SCOTUS Reviews Heath Care Legislation

In a historic judicial review process, the SCOTUS has been hearing oral arguments this week on the constitutionality of the Affordable Care Act that narrowly passed Congress last year.  The health care bill became law largely due to the personal lobbying efforts of President Obama himself.

Today, the nine justices, in order of seniority, will cast their initial vote to decide the case.  If he is among the majority, Chief Justice John Roberts will assign a justice, probably himself, to write the opinion for the majority.  If the Chief is not among the majority, the most senior justice in the majority will assign the lead opinion.

In a case this complex, sub-issues may be assigned to justices voting in the majority; dissenters often write separate opinions.

Among the issues framed for the High Court to decide: the constitutionality of the "individual mandate" making health insurance coverage mandatory and implementing a penalty tax for going "naked"; and the constitutionality of the provision expanding the federal and state health care partnership for the poor, known as MEDICAID.  The latter issue affects states' rights to the extent the federal requirements become overbearing and unconstitutionally encroach upon the autonomy of the states.

There has been a steady stream of high-quality intellectual blogging among the high-brow court watchers dissecting the marathon arguments.  By all counts, many of the Justices have been actively questioning the lawyers.  For example, in the final session yesterday afternoon, the four liberal Justices peppered Washington attorney Paul Clement with a series of questions presumably designed to get Clement to identify when federal government requirements, the spending clause limits, become onerous to the point of coercion.

Mr.
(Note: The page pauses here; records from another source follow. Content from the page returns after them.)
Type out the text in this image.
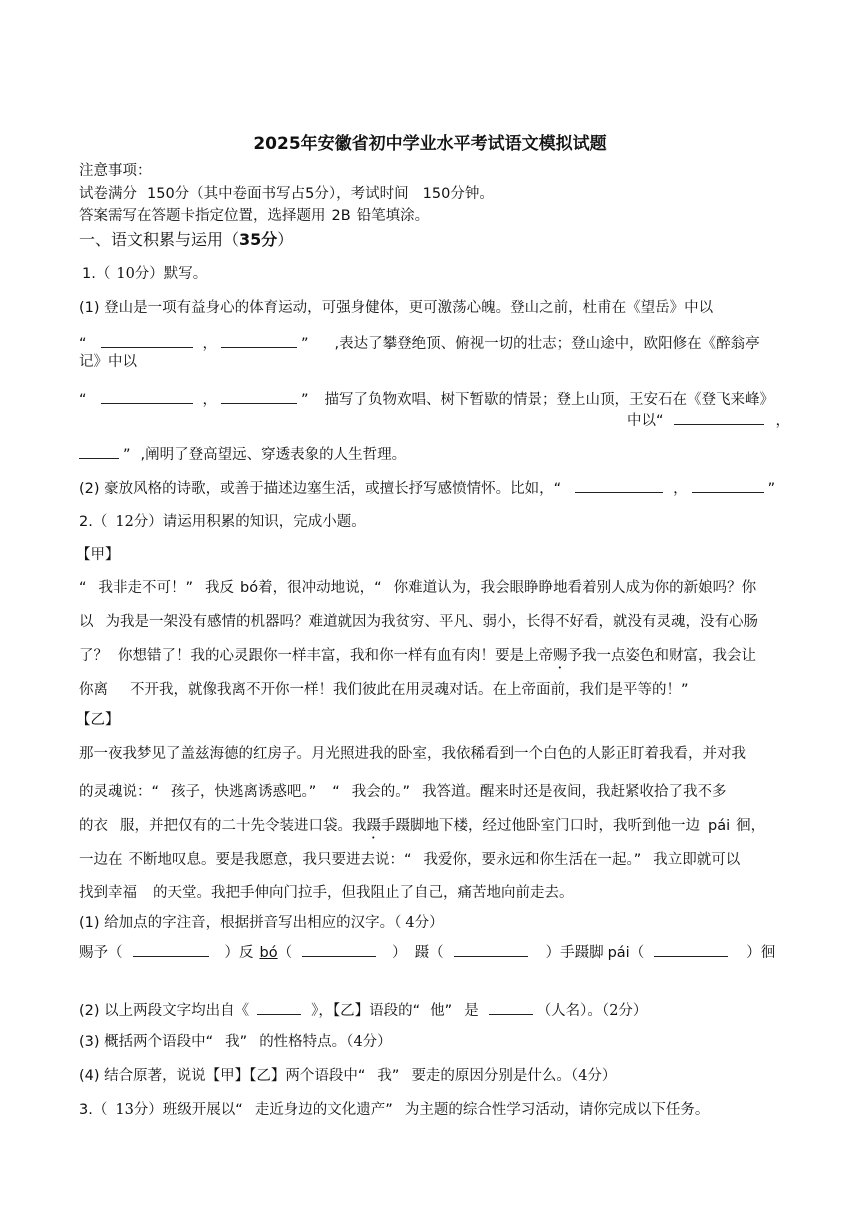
2025年安徽省初中学业水平考试语文模拟试题
注意事项：
试卷满分 150分（其中卷面书写占5分），考试时间 150分钟。
答案需写在答题卡指定位置，选择题用 2B 铅笔填涂。
一、语文积累与运用（35分）
1.（ 10分）默写。
(1) 登山是一项有益身心的体育运动，可强身健体，更可激荡心魄。登山之前，杜甫在《望岳》中以
“	，	” ,表达了攀登绝顶、俯视一切的壮志；登山途中，欧阳修在《醉翁亭
记》中以
“	，	” 描写了负物欢唱、树下暂歇的情景；登上山顶，王安石在《登飞来峰》
中以“	，
” ,阐明了登高望远、穿透表象的人生哲理。
(2) 豪放风格的诗歌，或善于描述边塞生活，或擅长抒写感愤情怀。比如，“	，	”
2.（ 12分）请运用积累的知识，完成小题。
【甲】
“ 我非走不可！” 我反 bó着，很冲动地说，“ 你难道认为，我会眼睁睁地看着别人成为你的新娘吗？你
以 为我是一架没有感情的机器吗？难道就因为我贫穷、平凡、弱小，长得不好看，就没有灵魂，没有心肠
了？ 你想错了！我的心灵跟你一样丰富，我和你一样有血有肉！要是上帝赐予我一点姿色和财富，我会让
你离 不开我，就像我离不开你一样！我们彼此在用灵魂对话。在上帝面前，我们是平等的！”
【乙】
那一夜我梦见了盖兹海德的红房子。月光照进我的卧室，我依稀看到一个白色的人影正盯着我看，并对我
的灵魂说：“ 孩子，快逃离诱惑吧。” “ 我会的。” 我答道。醒来时还是夜间，我赶紧收拾了我不多
的衣 服，并把仅有的二十先令装进口袋。我蹑手蹑脚地下楼，经过他卧室门口时，我听到他一边 pái 徊，
一边在 不断地叹息。要是我愿意，我只要进去说：“ 我爱你，要永远和你生活在一起。” 我立即就可以
找到幸福 的天堂。我把手伸向门拉手，但我阻止了自己，痛苦地向前走去。
(1) 给加点的字注音，根据拼音写出相应的汉字。（ 4分）
赐予（	）反 bó（	） 蹑（	）手蹑脚 pái（	）徊
(2) 以上两段文字均出自《	》，【乙】语段的“ 他” 是	（人名）。（2分）
(3) 概括两个语段中“ 我” 的性格特点。（4分）
(4) 结合原著，说说【甲】【乙】两个语段中“ 我” 要走的原因分别是什么。（4分）
3.（ 13分）班级开展以“ 走近身边的文化遗产” 为主题的综合性学习活动，请你完成以下任务。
Clement's worthy opponent, Solicitor General Donald Verrilli, Jr., had his hands full earlier in the week getting grilled by the conservative Justices.  As usual, however, Justice Clarence Thomas sat silent throughout the historic arguments, as is his custom.

Like so many crucial SCOTUS votes, this case may come down to Justice Kennedy.  He seemed to warm to the coercion theory propounded by the challengers of the ACA.

Near the end of the marathon session, in response, the Solicitor General urged the High Court to step back from the Medicaid expansion and the individual mandate arguments, and view the issues in more humanistic terms, equating affordable health care coverage among our "blessings of liberty".